The new guidelines stipulate a number of requirements and conditions for claims to sequences to be accepted:

  • Claims for new biological sequences per se will be allowed provided that the biological activity of the biological sequence is described in the specification. 

  • Claims directed to a larger sequence that includes specified sequence (as opposed to a claim for s specific useful sequence) will not be allowed    
     without a utility limitation in the claim. It is
     specifically pointed out that while the term “consisting” is permitted in such claims, open ended terms such as “comprising”, containing”, “covering”, “having” or “including” will not be allowed, without said limitation. In other words, a claim reading “[a] sequence comprising a sequence of SEQ ID No. 1” will not be allowed without recitation in the claim of the intended use of the sequence); allowed will be a claim reading “[a] sequence comprising a sequence of SEQ ID No. 1 for use in [biological/medical utility disclosed in specification]” or a claim reading “[a] sequence consisting of the sequence of SEQ ID No. 1″.

  • Claims for portions of sequences, derivatives and homologues will be acceptable, again only subject to as utility limitation.

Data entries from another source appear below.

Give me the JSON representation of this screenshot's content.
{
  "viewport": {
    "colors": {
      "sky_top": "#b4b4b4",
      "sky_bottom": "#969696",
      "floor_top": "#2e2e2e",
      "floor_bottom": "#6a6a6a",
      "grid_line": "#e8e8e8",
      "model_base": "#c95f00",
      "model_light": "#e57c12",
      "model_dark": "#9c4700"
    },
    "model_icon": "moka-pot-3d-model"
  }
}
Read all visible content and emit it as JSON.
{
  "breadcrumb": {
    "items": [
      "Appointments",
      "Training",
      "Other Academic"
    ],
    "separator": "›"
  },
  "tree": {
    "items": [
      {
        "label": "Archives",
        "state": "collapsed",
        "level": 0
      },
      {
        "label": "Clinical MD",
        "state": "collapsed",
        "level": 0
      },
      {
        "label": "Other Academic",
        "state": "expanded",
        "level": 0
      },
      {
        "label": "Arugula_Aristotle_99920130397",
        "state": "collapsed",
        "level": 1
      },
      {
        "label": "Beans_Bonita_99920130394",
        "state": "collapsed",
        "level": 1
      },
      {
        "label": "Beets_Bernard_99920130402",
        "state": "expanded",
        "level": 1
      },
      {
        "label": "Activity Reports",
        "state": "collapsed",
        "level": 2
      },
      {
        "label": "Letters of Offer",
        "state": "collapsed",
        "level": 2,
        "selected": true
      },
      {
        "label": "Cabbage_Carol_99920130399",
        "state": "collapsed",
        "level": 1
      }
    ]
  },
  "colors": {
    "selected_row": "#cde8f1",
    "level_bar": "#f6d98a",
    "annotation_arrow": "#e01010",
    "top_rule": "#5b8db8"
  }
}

Importantly, it is specifically stated in the Circular Letter that such portions, derivatives and homologues will usually be considered as belonging to the same invention as the sequence claims.

    The new directives also note that biological sequences need to be provided in TXT format only, in line with WIPO’s ST.25 standard.

The new practice will apply to all new applications as well as to all pending applications where the Notice of Allowance has not yet been received as at the date of the Circular (October 2008). While the new practice seems reasonable and in line with that of the USPTO and the EPO, as far as it eliminates the need to limit claims for new sequences and portions by reference to the useful function disclosed in the specification, it falls short of the desired and of the accepted practice in some major patent offices at least with respect to sequences that comprise a larger sequence. The matter will have to be addressed on a case-by-case basis and it remains to be seen how examiners will respond to arguments on the merits. It also remains to be seen whether this new policy, enunciated by the ILPO, will be upheld by the Israeli courts, if an unsatisfied applicant decides to appeal a final decision of the examiner.

It should be emphasized, in this regard, that the purpose of our newsletter is merely informative. We do not express a legal opinion on the legality of the new ILPO policy.

1 Section 3 of the Israeli Patents Law reads:

3. An invention, whether a product or a process, in any field
of technology, which is new and useful, can be used industrially, and involves an inventive step, is a patentable invention.

2 Rule 20(a)(3) reads:

20. (a) The specification will include the following topics in their order:
(3) A claim that defines the invention in a clear and concise manner.


This article is provided for general information only. It is not intended as legal advice or opinion and cannot be relied upon as such. Advice on specific matters may be provided by our group’s attorneys.